Marston also thought long and hard about how she uses a kitchen, and what she would need to be happy.
It’s important to design for function,” she says. “You can have a beautiful kitchen but it needs to work cohesively.
Homeowner Susan Marston
She worked closely with her friend and contractor Ben Lafon of Boise’s AHW Remodeling and Construction.
“He was so quick,” she says. Everything happened in just a couple of weeks.
Marston didn’t move any major appliances; instead she opted to upgrade them. She bought a package — dishwasher, cooktop, oven, microwave and refrigerator — from Jim’s Appliances in Boise to get the best deal.
She designed her color scheme around the quartz she found for her countertops, Denali quartz by Lucastone. She admits it was expensive, but “it was the first thing I saw when I walked into Francini (Marble & Granite) and nothing else matched up for me,” she says.
So she decided to afford the quartz by looking for bargains in other areas. It just took more effort to shop around.
“I got my sink at Costco, my light fixtures at Home Depot and my glass backsplash at Lowe’s, and saved at least $2,500 doing so, and I got exactly what I wanted,” she says.
She budgeted about $30,000 for the project, but the total, after deciding to redo the flooring, was closer to $45,000.
Marston also had some fun creating a truly personal touch in the area dedicated to her passion for wine collecting.

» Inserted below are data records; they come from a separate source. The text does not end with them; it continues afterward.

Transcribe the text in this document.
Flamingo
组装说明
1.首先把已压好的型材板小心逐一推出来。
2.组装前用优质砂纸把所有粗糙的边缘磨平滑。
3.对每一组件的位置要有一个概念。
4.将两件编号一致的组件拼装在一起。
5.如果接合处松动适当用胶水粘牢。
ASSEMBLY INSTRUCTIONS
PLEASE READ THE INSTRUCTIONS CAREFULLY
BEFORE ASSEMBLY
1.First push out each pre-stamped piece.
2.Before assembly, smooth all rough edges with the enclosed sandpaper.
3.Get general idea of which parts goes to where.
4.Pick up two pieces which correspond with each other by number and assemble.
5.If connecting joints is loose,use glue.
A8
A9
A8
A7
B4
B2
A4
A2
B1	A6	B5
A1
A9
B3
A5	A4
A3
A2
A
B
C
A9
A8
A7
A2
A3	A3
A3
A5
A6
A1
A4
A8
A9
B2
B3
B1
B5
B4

“Before I just had this little white refrigerator and so I would store wine under the house, which is not good,” she says. “I decided to put these two wine fridges in and then I realized I had all these boxes, so I got this idea to do a wine box backsplash. Ben loved the idea and even contributed some of his French wine boxes.”
Marston worked for Hewelett-Packard Co. for 17 years. Then the corporation sold her division to a Canadian software company and she now works for it from home.
“I’m here everyday and if you had seen what a dysfunctional space this was,” she says. “I come down now every morning now and I just say, ‘Thank God,’” she says. “I have the kitchen of my dreams.”